No entanto, como enfatiza Mark Solms, na sua entrevista, esse desafio se põe para a nossa prática. Somos pressionados pelos seguros de saúde, pela psiquiatria e pela classe médica, de maneira geral, a mostrar resultados. Mais problemático ainda é, como ele nos diz, quando o progresso é medido por pessoas e critérios que não levam em conta o desenvolvimento emocional. Como podemos medir o aumento de percepção e de sabedoria que um trabalho analítico bem feito traz? Acrescento ainda, o que é mais complicado para o observador comum, com pouco acesso à realidade psíquica, isto às vezes envolve contato com mais sofrimento. Para a prática clínica, não surgem grandes dificuldades. Para a pessoa que sofre, pouco importam as considerações metodológicas ou os dados estatísticos. É maior o significado se o trabalho psicanalítico se ocupa de assuntos que dizem respeito à vida. Afinal de contas, como diz Shakespeare, é entre esse breve intervalo entre nascer e morrer que se inicia e termina a eternidade para cada um de nós.

É interessante perceber que, segundo Solms, a psicoterapia psicanalítica tem "robustas evidências de eficácia terapêutica". Isto apesar de termos ficado de fora desse debate, cujo centro acabou ocupado pela Terapia Cognitivo-Comportamental.

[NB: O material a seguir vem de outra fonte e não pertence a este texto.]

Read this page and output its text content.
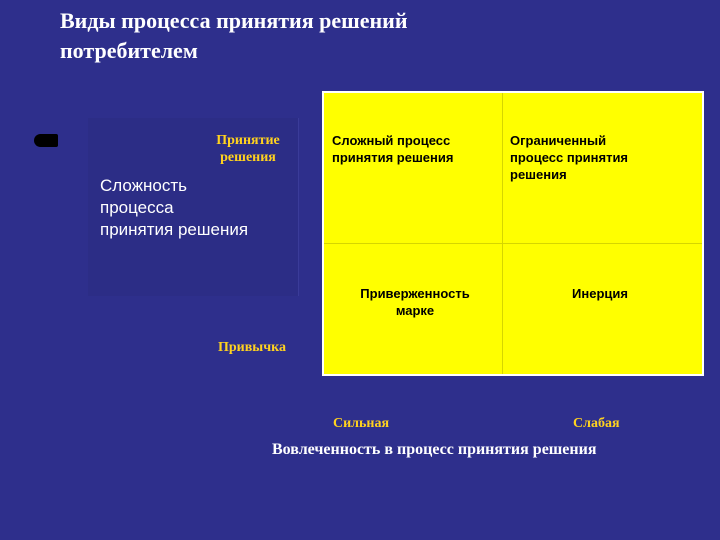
Виды процесса принятия решений
потребителем
Принятие
решения
Сложность
процесса
принятия решения
Привычка
Сложный процесс
принятия решения
Ограниченный
процесс принятия
решения
Приверженность
марке
Инерция
Сильная	Слабая
Вовлеченность в процесс принятия решения
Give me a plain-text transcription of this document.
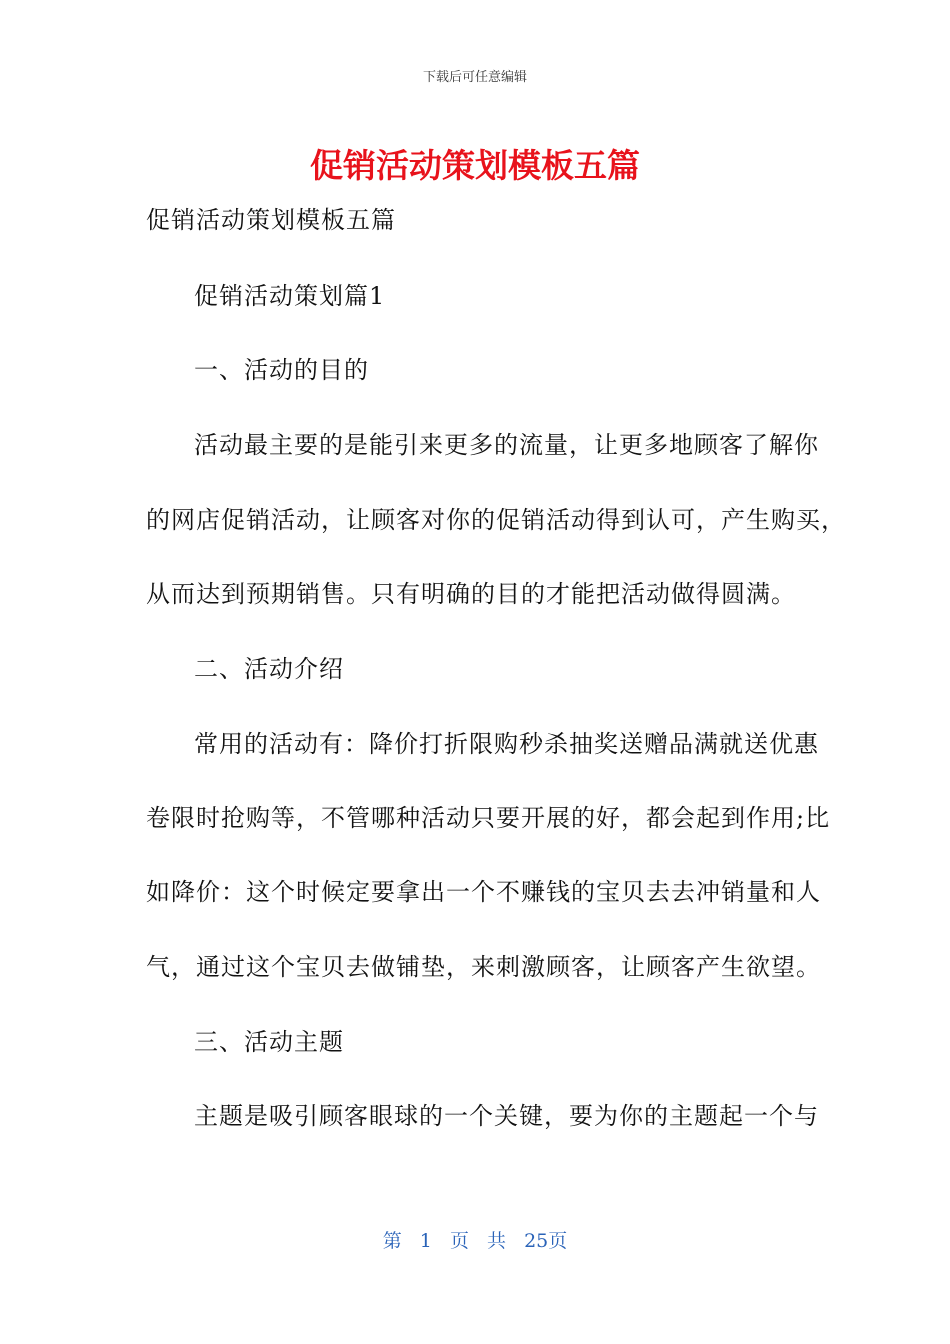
下载后可任意编辑
促销活动策划模板五篇
促销活动策划模板五篇
促销活动策划篇1
一、活动的目的
活动最主要的是能引来更多的流量，让更多地顾客了解你
的网店促销活动，让顾客对你的促销活动得到认可，产生购买，
从而达到预期销售。只有明确的目的才能把活动做得圆满。
二、活动介绍
常用的活动有：降价打折限购秒杀抽奖送赠品满就送优惠
卷限时抢购等，不管哪种活动只要开展的好，都会起到作用;比
如降价：这个时候定要拿出一个不赚钱的宝贝去去冲销量和人
气，通过这个宝贝去做铺垫，来刺激顾客，让顾客产生欲望。
三、活动主题
主题是吸引顾客眼球的一个关键，要为你的主题起一个与
第 1 页 共 25页
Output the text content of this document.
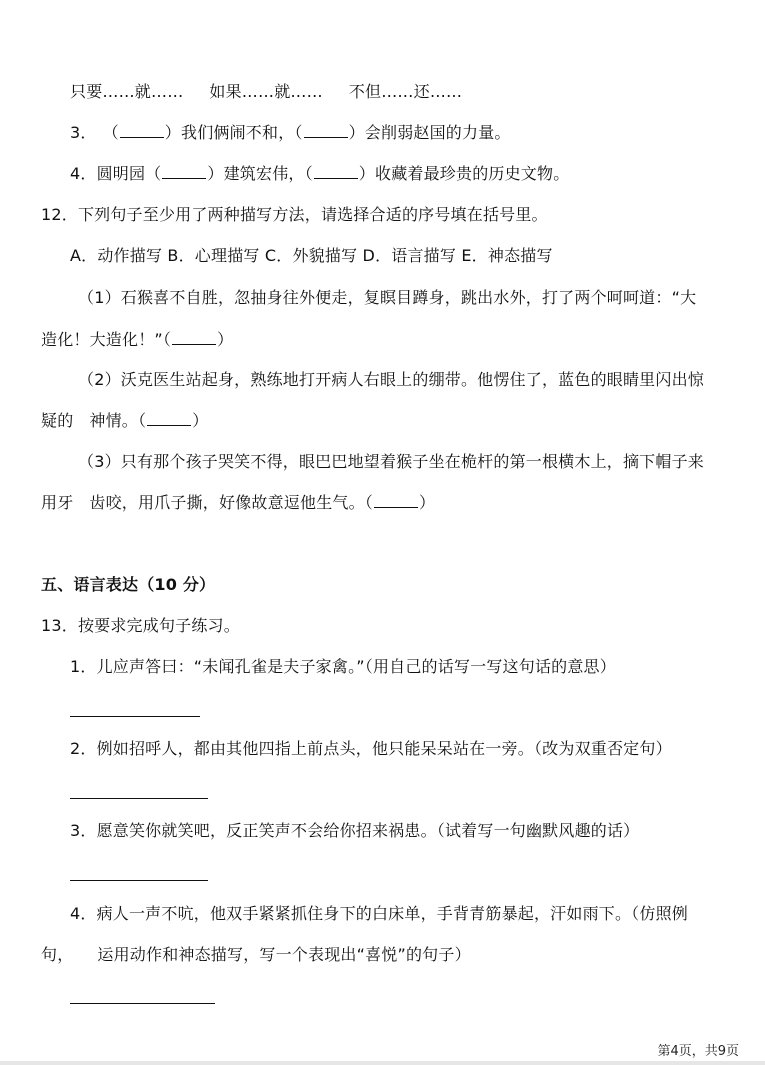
只要……就…… 如果……就…… 不但……还……
3． （	）我们俩闹不和，（	）会削弱赵国的力量。
4．圆明园（	）建筑宏伟，（	）收藏着最珍贵的历史文物。
12．下列句子至少用了两种描写方法，请选择合适的序号填在括号里。
A．动作描写 B．心理描写 C．外貌描写 D．语言描写 E．神态描写
（1）石猴喜不自胜，忽抽身往外便走，复瞑目蹲身，跳出水外，打了两个呵呵道：“大
造化！大造化！”（	）
（2）沃克医生站起身，熟练地打开病人右眼上的绷带。他愣住了，蓝色的眼睛里闪出惊
疑的 神情。（	）
（3）只有那个孩子哭笑不得，眼巴巴地望着猴子坐在桅杆的第一根横木上，摘下帽子来
用牙 齿咬，用爪子撕，好像故意逗他生气。（	）
五、语言表达（10 分）
13．按要求完成句子练习。
1．儿应声答曰：“未闻孔雀是夫子家禽。”（用自己的话写一写这句话的意思）
2．例如招呼人，都由其他四指上前点头，他只能呆呆站在一旁。（改为双重否定句）
3．愿意笑你就笑吧，反正笑声不会给你招来祸患。（试着写一句幽默风趣的话）
4．病人一声不吭，他双手紧紧抓住身下的白床单，手背青筋暴起，汗如雨下。（仿照例
句， 运用动作和神态描写，写一个表现出“喜悦”的句子）
第4页，共9页
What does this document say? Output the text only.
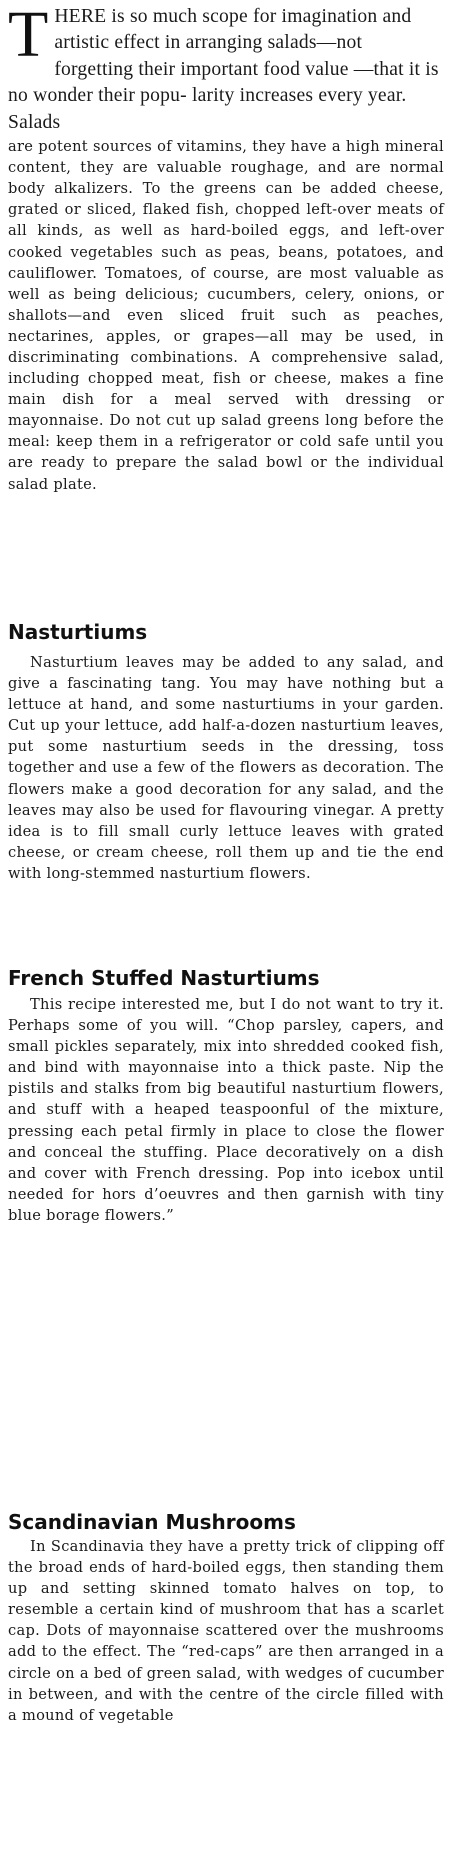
T HERE is so much scope for imagination and artistic effect in arranging salads—not forgetting their important food value —that it is no wonder their popu- larity increases every year. Salads

are potent sources of vitamins, they have a high mineral content, they are valuable roughage, and are normal body alkalizers. To the greens can be added cheese, grated or sliced, flaked fish, chopped left-over meats of all kinds, as well as hard-boiled eggs, and left-over cooked vegetables such as peas, beans, potatoes, and cauliflower. Tomatoes, of course, are most valuable as well as being delicious; cucumbers, celery, onions, or shallots—and even sliced fruit such as peaches, nectarines, apples, or grapes—all may be used, in discriminating combinations. A comprehensive salad, including chopped meat, fish or cheese, makes a fine main dish for a meal served with dressing or mayonnaise. Do not cut up salad greens long before the meal: keep them in a refrigerator or cold safe until you are ready to prepare the salad bowl or the individual salad plate.

Nasturtiums

Nasturtium leaves may be added to any salad, and give a fascinating tang. You may have nothing but a lettuce at hand, and some nasturtiums in your garden. Cut up your lettuce, add half-a-dozen nasturtium leaves, put some nasturtium seeds in the dressing, toss together and use a few of the flowers as decoration. The flowers make a good decoration for any salad, and the leaves may also be used for flavouring vinegar. A pretty idea is to fill small curly lettuce leaves with grated cheese, or cream cheese, roll them up and tie the end with long-stemmed nasturtium flowers.

French Stuffed Nasturtiums

This recipe interested me, but I do not want to try it. Perhaps some of you will. “Chop parsley, capers, and small pickles separately, mix into shredded cooked fish, and bind with mayonnaise into a thick paste. Nip the pistils and stalks from big beautiful nasturtium flowers, and stuff with a heaped teaspoonful of the mixture, pressing each petal firmly in place to close the flower and conceal the stuffing. Place decoratively on a dish and cover with French dressing. Pop into icebox until needed for hors d’oeuvres and then garnish with tiny blue borage flowers.”

Scandinavian Mushrooms

In Scandinavia they have a pretty trick of clipping off the broad ends of hard-boiled eggs, then standing them up and setting skinned tomato halves on top, to resemble a certain kind of mushroom that has a scarlet cap. Dots of mayonnaise scattered over the mushrooms add to the effect. The “red-caps” are then arranged in a circle on a bed of green salad, with wedges of cucumber in between, and with the centre of the circle filled with a mound of vegetable
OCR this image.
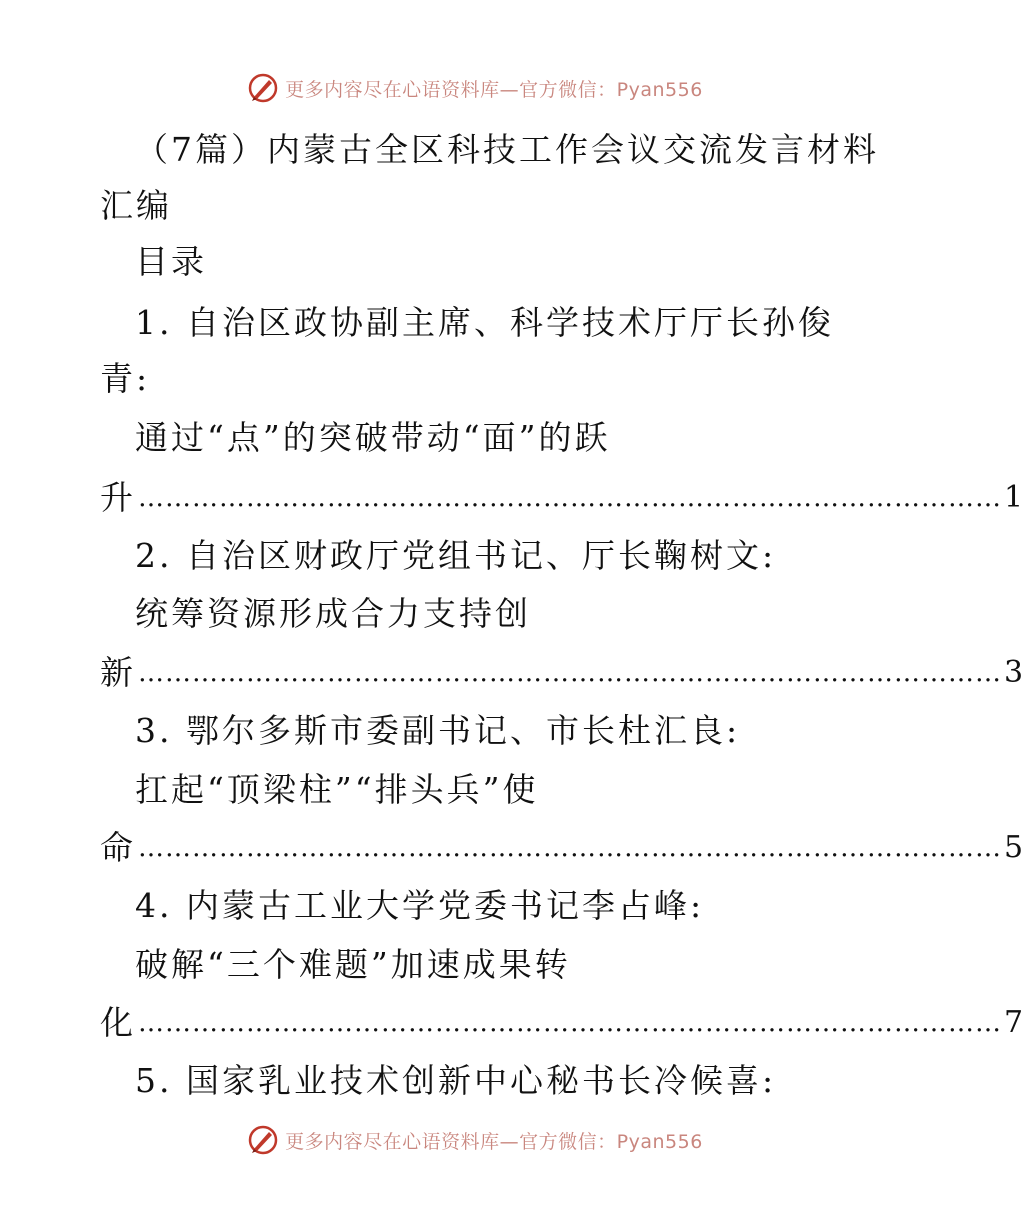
更多内容尽在心语资料库—官方微信：Pyan556
（7篇）内蒙古全区科技工作会议交流发言材料
汇编
目录
1. 自治区政协副主席、科学技术厅厅长孙俊
青:
通过“点”的突破带动“面”的跃
升 …………………………………………………………………………………… 1
2. 自治区财政厅党组书记、厅长鞠树文:
统筹资源形成合力支持创
新 …………………………………………………………………………………… 3
3. 鄂尔多斯市委副书记、市长杜汇良:
扛起“顶梁柱”“排头兵”使
命 …………………………………………………………………………………… 5
4. 内蒙古工业大学党委书记李占峰:
破解“三个难题”加速成果转
化 …………………………………………………………………………………… 7
5. 国家乳业技术创新中心秘书长冷候喜:
更多内容尽在心语资料库—官方微信：Pyan556
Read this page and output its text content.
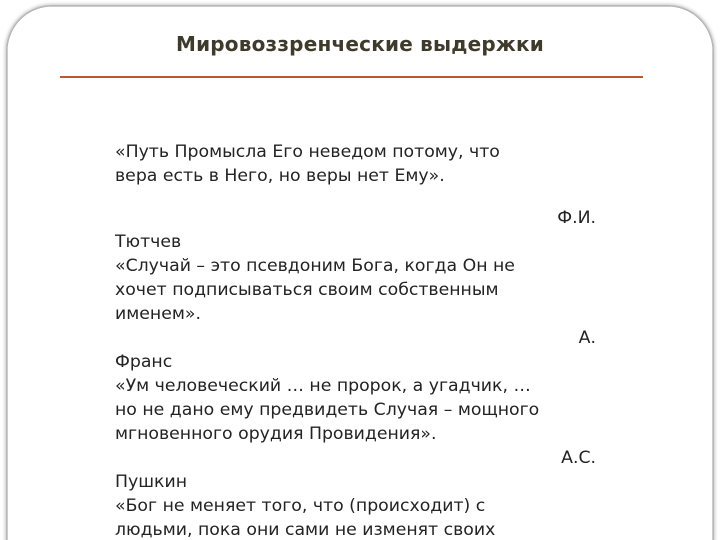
Мировоззренческие выдержки
«Путь Промысла Его неведом потому, что
вера есть в Него, но веры нет Ему».
Ф.И.
Тютчев
«Случай – это псевдоним Бога, когда Он не
хочет подписываться своим собственным
именем».
А.
Франс
«Ум человеческий … не пророк, а угадчик, …
но не дано ему предвидеть Случая – мощного
мгновенного орудия Провидения».
А.С.
Пушкин
«Бог не меняет того, что (происходит) с
людьми, пока они сами не изменят своих
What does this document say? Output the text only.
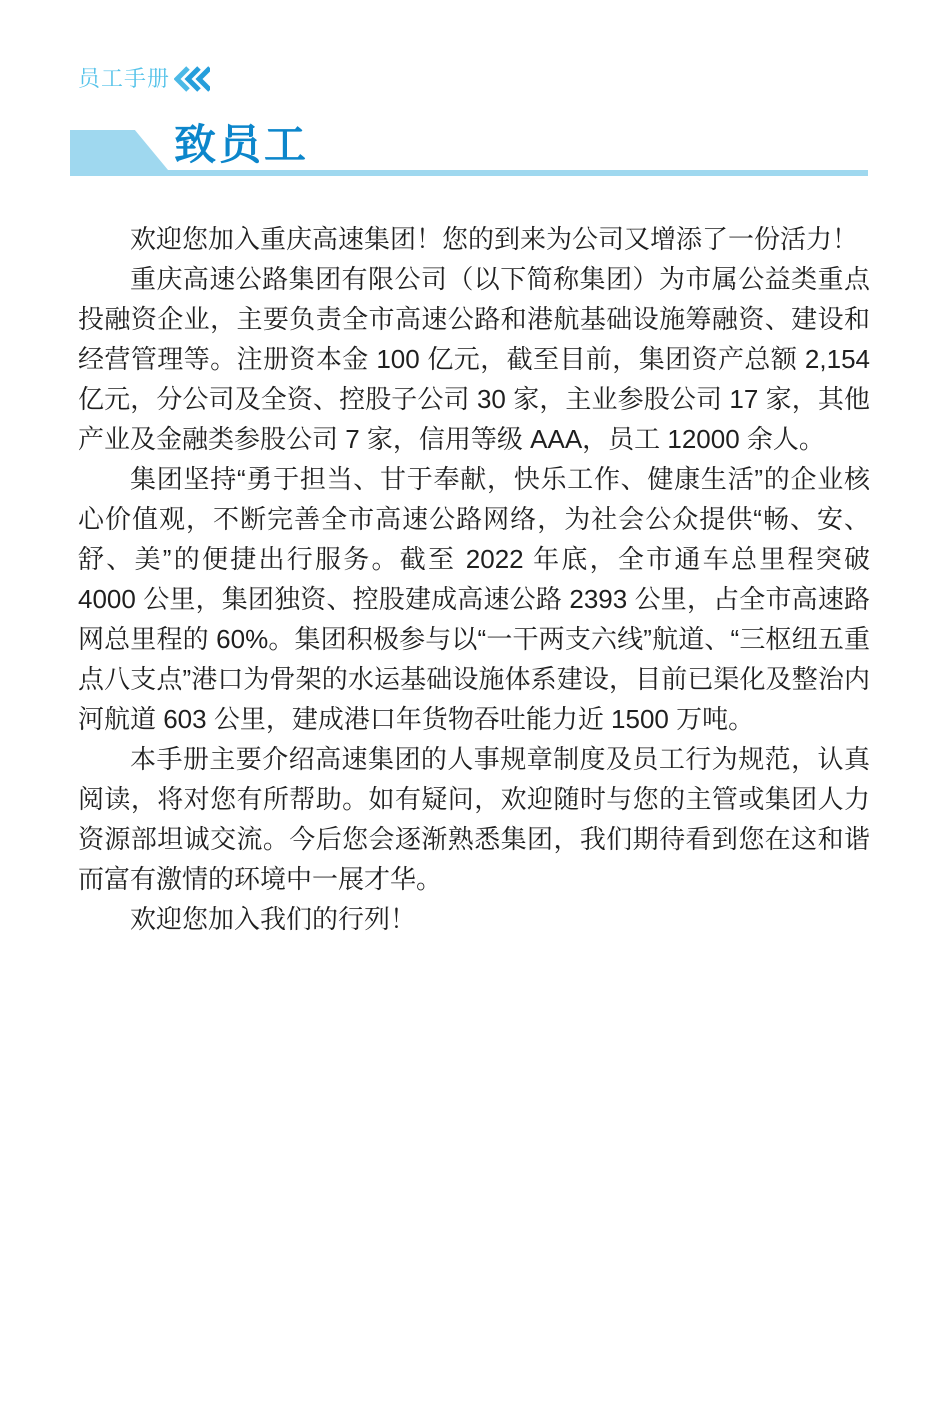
员工手册
致员工

欢迎您加入重庆高速集团！您的到来为公司又增添了一份活力！

重庆高速公路集团有限公司（以下简称集团）为市属公益类重点投融资企业，主要负责全市高速公路和港航基础设施筹融资、建设和经营管理等。注册资本金 100 亿元，截至目前，集团资产总额 2,154 亿元，分公司及全资、控股子公司 30 家，主业参股公司 17 家，其他产业及金融类参股公司 7 家，信用等级 AAA，员工 12000 余人。

集团坚持“勇于担当、甘于奉献，快乐工作、健康生活”的企业核心价值观，不断完善全市高速公路网络，为社会公众提供“畅、安、舒、美”的便捷出行服务。截至 2022 年底，全市通车总里程突破 4000 公里，集团独资、控股建成高速公路 2393 公里，占全市高速路网总里程的 60%。集团积极参与以“一干两支六线”航道、“三枢纽五重点八支点”港口为骨架的水运基础设施体系建设，目前已渠化及整治内河航道 603 公里，建成港口年货物吞吐能力近 1500 万吨。

本手册主要介绍高速集团的人事规章制度及员工行为规范，认真阅读，将对您有所帮助。如有疑问，欢迎随时与您的主管或集团人力资源部坦诚交流。今后您会逐渐熟悉集团，我们期待看到您在这和谐而富有激情的环境中一展才华。

欢迎您加入我们的行列！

Parece que, a julgar pela preocupação do setor de pesquisas da IPA, esses resultados não ficam evidentes nas análises de frequência elevada e duração mais prolongada, possivelmente pelos critérios usuais de "melhora, eficácia terapêutica", ou talvez mesmo pelos poucos casos em que temos a possibilidade de trabalhar nessas condições. Penso que isso deve representar um alerta para todos aqueles que pretendem diminuir o tempo de análise e o número de sessões durante o período de formação, pois é nesse momento da formação que a psicanálise pode e deve ser exercida na sua plenitude. Na prática de consultório, creio que isso acontece menos, pois a vida moderna impõe restrições de tempo e dinheiro, aliadas ao uso de remédios eficazes na eliminação de sintomas, mas que não ajudam no desenvolvimento pessoal. Os antidepressivos podem melhorar a depressão, mas nada dizem sobre como dar sentido à vida.

Na nossa vida, importa perceber se estamos nos aproximando daquilo que é essencial em nossa prática clínica, que é a aproximação à verdade psíquica, ou um movimento em direção a essa verdade. Há aqui uma suposição básica, de caráter intuitivo, que a verdade é essencial para o desenvolvimento da vida. Mesmo que o(a) analisando(a) pouco possa fazer com relação a certas limitações pessoais, inevitáveis em nossa natureza humana, é essencial que ele(a) possa se conhecer e ter consideração mesmo para aquilo que cada um possa considerar como "defeitos". Seria desejável, embora nem sempre aconteça, termos a capacidade de ser gratos, como diria Melanie Klein, à possibilidade única de termos tido a possibilidade de "existir", principalmente quando esse existir vem acompanhado do sentimento de "ser". É difícil medir esse tipo de qualidade no contato com a vida.

O desafio, no entanto, está lançado.